Patrick’s expression in the flickering firelight reflected uncertainty. He stared into the gentle flames that were dancing their fiery ballet and sipped at the black tea. ‘How did he expect to get in at his age?’ Patrick mused more than questioned.

‘He’s a big lad for his age,’ Saul said between sips of tea. ‘A bit like you, boss–in looks and build. And he had a forged birth certificate in the name of Matthew Duffy. He . . .’

Saul was taken aback by the expression that suddenly clouded the major’s face. It was almost the stricken look of a man who knew he was dying.

‘He came to Sydney and we met!’ Patrick exclaimed as the truth dawned on him. ‘I suppose I was thrown because he was not under his birth name of Tracy and at the time I met him I had a lot on my mind. He certainly fooled me. What an idiot I am. He’s probably going to try and enlist in Sydney under the Duffy name.’

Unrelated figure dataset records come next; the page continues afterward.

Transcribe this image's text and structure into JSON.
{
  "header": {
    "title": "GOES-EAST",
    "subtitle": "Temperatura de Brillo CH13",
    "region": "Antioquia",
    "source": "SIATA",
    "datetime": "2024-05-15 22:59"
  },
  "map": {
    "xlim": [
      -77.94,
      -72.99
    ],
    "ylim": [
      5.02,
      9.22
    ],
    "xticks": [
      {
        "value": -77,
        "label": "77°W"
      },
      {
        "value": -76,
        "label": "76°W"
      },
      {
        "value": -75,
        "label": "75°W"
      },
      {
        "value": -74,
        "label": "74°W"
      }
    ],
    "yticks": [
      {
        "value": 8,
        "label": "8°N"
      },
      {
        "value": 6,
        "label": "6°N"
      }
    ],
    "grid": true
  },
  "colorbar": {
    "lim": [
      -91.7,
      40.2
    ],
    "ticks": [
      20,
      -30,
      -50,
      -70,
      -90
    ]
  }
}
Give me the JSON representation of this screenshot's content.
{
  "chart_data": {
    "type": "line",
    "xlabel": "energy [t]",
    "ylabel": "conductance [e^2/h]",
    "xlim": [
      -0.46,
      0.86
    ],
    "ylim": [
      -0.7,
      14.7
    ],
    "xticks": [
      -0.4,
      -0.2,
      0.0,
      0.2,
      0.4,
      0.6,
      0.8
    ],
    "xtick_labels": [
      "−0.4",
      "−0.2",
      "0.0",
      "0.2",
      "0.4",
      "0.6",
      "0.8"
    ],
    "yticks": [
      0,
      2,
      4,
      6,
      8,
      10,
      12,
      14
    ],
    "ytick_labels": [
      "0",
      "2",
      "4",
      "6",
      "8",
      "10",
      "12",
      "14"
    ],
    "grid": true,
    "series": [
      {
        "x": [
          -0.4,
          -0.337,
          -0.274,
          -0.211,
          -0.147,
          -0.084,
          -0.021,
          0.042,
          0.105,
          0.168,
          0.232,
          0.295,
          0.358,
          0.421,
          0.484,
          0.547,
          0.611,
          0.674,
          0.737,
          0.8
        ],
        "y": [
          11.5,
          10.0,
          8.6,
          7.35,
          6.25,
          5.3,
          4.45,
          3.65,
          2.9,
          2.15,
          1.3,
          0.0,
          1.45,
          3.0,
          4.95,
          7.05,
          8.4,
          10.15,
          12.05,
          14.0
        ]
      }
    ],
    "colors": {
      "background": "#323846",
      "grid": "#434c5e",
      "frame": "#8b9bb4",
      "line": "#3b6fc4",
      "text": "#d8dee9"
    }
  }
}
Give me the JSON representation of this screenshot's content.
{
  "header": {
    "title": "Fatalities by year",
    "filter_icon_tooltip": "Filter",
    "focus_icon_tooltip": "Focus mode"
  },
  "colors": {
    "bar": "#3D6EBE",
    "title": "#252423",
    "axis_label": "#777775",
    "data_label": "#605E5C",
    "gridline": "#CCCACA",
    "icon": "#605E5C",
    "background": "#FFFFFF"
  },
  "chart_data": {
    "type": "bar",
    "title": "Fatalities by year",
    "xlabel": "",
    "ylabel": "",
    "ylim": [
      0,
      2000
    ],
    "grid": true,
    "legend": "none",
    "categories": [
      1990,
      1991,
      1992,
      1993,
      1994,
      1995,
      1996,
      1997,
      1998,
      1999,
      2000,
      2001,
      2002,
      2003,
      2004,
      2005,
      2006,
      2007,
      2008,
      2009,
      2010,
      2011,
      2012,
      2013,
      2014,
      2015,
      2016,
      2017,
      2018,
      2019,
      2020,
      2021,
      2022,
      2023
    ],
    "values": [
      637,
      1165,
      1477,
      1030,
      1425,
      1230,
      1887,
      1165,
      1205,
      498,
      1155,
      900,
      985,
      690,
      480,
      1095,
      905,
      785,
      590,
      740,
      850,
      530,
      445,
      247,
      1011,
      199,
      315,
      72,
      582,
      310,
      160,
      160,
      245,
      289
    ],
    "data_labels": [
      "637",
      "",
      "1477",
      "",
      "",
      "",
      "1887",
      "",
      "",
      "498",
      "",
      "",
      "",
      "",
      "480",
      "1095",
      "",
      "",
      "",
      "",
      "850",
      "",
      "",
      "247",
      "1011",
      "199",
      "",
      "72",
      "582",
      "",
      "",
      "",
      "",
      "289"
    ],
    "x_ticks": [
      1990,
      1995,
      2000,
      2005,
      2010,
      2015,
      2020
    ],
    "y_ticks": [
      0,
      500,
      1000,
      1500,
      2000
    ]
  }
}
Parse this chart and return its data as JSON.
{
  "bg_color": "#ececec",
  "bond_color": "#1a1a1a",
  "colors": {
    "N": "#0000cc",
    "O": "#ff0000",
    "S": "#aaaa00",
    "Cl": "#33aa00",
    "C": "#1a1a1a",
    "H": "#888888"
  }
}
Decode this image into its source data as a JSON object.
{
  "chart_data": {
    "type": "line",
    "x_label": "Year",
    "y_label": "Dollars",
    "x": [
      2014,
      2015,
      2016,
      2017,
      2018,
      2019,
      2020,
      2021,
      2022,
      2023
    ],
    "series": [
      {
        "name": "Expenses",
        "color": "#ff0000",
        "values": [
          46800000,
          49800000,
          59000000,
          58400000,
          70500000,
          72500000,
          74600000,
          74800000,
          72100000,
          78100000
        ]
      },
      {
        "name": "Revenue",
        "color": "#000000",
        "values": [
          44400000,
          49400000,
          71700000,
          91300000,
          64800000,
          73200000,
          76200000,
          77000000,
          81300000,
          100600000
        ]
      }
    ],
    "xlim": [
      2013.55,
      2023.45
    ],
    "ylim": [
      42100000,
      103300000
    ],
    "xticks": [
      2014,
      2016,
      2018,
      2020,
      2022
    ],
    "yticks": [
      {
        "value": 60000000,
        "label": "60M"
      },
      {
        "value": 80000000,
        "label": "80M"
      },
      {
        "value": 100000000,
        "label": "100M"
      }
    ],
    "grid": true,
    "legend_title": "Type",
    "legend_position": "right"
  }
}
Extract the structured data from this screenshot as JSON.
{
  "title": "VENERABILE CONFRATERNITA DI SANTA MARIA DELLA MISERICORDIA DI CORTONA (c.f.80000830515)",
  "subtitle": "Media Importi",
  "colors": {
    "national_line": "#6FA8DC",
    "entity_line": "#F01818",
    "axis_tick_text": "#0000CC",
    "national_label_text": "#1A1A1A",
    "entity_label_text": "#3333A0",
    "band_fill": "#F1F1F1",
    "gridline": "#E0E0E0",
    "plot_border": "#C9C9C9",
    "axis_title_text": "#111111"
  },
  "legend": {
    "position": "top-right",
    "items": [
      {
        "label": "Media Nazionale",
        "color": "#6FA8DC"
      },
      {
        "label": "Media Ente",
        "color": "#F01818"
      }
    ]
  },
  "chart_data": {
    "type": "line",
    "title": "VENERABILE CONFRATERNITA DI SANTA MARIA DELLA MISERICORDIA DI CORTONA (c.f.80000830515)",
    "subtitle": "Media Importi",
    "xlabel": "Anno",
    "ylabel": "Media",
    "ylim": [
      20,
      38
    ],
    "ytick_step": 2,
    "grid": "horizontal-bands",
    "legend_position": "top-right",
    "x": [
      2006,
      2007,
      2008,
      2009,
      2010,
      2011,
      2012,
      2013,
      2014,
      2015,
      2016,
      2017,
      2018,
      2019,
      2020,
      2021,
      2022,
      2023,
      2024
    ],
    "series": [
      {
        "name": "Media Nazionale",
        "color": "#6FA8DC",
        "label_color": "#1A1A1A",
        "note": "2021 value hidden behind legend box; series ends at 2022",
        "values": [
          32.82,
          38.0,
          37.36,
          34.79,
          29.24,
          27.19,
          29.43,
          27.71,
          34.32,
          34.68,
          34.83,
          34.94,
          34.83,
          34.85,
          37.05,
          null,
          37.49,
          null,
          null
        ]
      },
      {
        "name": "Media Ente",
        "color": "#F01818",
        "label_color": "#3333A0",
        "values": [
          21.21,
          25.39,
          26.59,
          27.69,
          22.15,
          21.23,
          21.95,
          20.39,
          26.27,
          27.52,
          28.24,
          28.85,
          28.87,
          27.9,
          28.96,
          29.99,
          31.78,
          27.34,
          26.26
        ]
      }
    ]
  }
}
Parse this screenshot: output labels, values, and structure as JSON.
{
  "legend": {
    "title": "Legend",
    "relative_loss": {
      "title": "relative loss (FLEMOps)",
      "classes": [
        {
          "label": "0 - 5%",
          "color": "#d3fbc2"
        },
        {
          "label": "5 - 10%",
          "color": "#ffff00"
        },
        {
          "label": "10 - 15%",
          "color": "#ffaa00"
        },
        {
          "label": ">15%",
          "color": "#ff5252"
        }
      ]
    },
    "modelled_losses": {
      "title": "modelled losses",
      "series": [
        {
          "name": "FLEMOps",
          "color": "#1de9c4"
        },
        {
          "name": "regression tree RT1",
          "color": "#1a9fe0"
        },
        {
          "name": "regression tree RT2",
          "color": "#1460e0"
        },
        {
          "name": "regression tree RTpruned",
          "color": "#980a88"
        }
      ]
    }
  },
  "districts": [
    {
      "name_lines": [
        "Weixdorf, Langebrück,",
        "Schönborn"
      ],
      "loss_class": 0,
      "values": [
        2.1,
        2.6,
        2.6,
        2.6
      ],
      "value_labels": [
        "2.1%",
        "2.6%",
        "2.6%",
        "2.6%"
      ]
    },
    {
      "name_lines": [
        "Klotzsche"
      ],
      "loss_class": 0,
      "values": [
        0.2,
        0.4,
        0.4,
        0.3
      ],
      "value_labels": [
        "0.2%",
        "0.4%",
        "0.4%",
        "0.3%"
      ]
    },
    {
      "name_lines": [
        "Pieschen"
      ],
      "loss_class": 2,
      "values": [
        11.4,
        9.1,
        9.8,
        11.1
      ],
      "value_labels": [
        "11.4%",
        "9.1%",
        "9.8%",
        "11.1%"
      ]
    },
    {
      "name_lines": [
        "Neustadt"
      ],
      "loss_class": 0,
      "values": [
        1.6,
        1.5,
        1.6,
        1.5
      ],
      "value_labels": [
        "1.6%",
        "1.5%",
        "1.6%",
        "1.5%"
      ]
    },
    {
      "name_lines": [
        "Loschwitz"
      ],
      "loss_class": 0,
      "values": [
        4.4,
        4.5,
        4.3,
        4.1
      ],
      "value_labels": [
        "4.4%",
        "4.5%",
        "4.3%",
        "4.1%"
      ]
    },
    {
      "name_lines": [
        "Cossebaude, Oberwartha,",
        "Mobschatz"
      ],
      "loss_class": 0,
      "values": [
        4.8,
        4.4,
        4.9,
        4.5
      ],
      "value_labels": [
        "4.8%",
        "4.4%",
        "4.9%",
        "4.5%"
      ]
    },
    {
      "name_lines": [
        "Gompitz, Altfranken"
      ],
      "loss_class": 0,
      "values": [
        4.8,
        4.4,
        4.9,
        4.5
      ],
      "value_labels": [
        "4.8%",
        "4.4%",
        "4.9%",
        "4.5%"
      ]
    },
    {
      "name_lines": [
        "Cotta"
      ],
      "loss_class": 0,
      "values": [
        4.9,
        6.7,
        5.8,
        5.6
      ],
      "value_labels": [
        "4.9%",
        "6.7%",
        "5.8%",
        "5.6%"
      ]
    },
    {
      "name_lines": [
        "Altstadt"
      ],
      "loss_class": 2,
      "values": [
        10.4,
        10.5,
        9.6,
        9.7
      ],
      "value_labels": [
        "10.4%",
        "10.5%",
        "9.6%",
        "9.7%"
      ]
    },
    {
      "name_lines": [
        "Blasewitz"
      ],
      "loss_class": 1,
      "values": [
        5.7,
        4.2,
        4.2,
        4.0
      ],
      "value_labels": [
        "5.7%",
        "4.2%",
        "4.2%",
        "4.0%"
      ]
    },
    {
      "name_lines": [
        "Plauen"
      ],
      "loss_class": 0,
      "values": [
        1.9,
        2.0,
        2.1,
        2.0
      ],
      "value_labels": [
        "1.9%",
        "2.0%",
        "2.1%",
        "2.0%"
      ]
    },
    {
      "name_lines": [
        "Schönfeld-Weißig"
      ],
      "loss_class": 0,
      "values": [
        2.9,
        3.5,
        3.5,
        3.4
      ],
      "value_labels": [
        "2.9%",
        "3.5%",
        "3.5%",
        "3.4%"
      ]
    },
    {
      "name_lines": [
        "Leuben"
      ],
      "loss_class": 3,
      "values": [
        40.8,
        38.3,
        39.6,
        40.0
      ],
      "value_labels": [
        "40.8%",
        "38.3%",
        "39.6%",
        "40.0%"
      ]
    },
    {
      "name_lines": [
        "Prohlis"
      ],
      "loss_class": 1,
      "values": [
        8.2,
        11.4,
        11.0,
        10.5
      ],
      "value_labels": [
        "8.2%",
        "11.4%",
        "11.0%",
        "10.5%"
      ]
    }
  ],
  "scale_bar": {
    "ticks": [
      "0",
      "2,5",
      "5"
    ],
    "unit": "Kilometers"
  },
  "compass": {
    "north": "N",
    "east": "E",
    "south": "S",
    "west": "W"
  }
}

‘Be buggered!’ Saul exclaimed. So the little bastard had not been deterred! ‘You think he might get in?’

Patrick pulled a face. ‘If he is anything like the stories I have heard of his father . . . and he has Duffy blood through his mother . . . he’s likely to succeed. Excuse me, I have some letters to write and dispatch as quickly as possible.’

Patrick rose and quickly downed the precious tea before thanking Saul and striding towards the column’s headquarter wagons.

Saul sat alone, cursing himself. He could have told the major about Matthew a long time ago if only he had known of the family connection. The last thing he wanted on his conscience was the possible death of Matthew Tracy. But four months had now passed. Other contingents had been raised in the Australian colonies for service in the campaign. Maybe it was too late.